Take, for instance, the European travails of the Rotary movement, which began in Chicago in 1907 and preached a distinctly American ethic, in which community service and business networking went hand in hand. The key to Rotary, which is still going strong today, is that each club must contain no more than one representative of each profession – both to avoid competition and to secure each club’s local dominance. As Ms. de Grazia shows, however, adapting the forthright Midwestern principles of Rotary to Europe between the wars was not easy.


The Germans took eagerly to the club’s intricate rules and bylaws, but hoped to elevate the tone, putting more emphasis on Bildung than business: “The goal of Rotary in Germany,” Ms. de Grazia writes, “was to be an exemplary organization rather than one open to emulation; its qualities were its compactness and deep passion, its inner life, as it were.” (Thomas Mann, she notes incredulously, was a Rotarian.) At the same time, the German clubs had to negotiate intricate Old World claims of rank and status: The Dresden Rotary asked the home office if it wouldn’t be possible to consider baritones and tenors as separate professions, so as not to have to exclude either of the stars of the opera. If this earnestness and punctilio seems typically German, so, alas, does the fate of Rotary in the Nazi period, when it was purged of Jews and finally forced to disband.

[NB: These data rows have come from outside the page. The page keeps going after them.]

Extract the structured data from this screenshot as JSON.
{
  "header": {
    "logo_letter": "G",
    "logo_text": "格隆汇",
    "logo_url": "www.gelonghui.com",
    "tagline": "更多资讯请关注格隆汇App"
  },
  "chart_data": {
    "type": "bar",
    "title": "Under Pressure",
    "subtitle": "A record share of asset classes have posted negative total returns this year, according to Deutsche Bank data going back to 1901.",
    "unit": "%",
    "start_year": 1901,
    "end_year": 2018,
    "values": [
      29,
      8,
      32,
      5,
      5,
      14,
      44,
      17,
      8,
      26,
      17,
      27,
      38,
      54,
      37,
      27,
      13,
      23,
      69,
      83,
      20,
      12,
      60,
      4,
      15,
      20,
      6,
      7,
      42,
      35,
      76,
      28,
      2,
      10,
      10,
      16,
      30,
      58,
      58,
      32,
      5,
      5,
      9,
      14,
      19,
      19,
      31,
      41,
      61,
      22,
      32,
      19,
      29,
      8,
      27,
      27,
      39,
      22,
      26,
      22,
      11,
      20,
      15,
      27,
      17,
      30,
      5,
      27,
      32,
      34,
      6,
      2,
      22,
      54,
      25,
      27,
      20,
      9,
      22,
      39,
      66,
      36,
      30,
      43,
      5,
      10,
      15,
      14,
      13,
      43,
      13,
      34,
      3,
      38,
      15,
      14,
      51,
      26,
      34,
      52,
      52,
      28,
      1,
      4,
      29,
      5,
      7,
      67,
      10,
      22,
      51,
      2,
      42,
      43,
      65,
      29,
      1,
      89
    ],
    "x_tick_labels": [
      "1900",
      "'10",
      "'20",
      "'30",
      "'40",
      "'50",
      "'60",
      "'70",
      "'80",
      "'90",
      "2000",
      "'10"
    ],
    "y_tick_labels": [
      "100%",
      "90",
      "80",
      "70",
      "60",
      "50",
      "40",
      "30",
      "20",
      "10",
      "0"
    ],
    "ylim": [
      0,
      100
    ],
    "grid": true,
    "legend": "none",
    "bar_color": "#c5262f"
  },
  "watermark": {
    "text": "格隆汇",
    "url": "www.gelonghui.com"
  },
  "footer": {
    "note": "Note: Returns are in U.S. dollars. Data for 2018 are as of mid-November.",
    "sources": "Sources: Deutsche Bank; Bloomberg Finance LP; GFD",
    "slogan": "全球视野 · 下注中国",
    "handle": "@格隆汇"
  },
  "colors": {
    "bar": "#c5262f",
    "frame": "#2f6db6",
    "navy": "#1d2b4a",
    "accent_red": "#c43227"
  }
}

Ms. de Grazia brings this same kind of fine-grained analysis to much larger subjects. She shows how Edward Filene, the chain-store magnate, taught Europeans a new retailing model, using low prices and convenience to unseat the old hautbourgeois department stores; how American advertising agencies replaced standard European wall posters (some of which were low-art masterpieces) with insipid, text heavy print ads; how the Marshall Plan enabled postwar Europe to learn the magic of buying appliances on credit; how the ancient provincial cultures of France were flattened into uniformity with the help of figures like “Madame from Angouleme,” the fictional everywoman of French Elle, who “was ingenuous but intrepid, a restless Madame Bovary in her consumer desires.”


Throughout “Irresistible Empire,” Ms. de Grazia seems to struggle with her own intellectual and emotional response to the transformation she describes. On the one hand, she sympathizes with the ordinary human desire for abundance, and writes penetratingly about the socialist puritanism that viewed actual improvements in workers’ lives as morally suspect. But her disdain for consumerism and her affection for European traditions sometimes lead her to a too-easy equation of Americanism with philistinism and Europeanness with spiritual integrity – as in her discussion of advertising posters, where European graphic design is somehow equated with “the craft world, poor, but mindful of the individual and the deep meaning of Art.” “Irresistible Empire” is at its best when Ms. de Grazia avoids such conventional dichotomies and allows the long symbiosis of America and Europe to appear in all its complexity.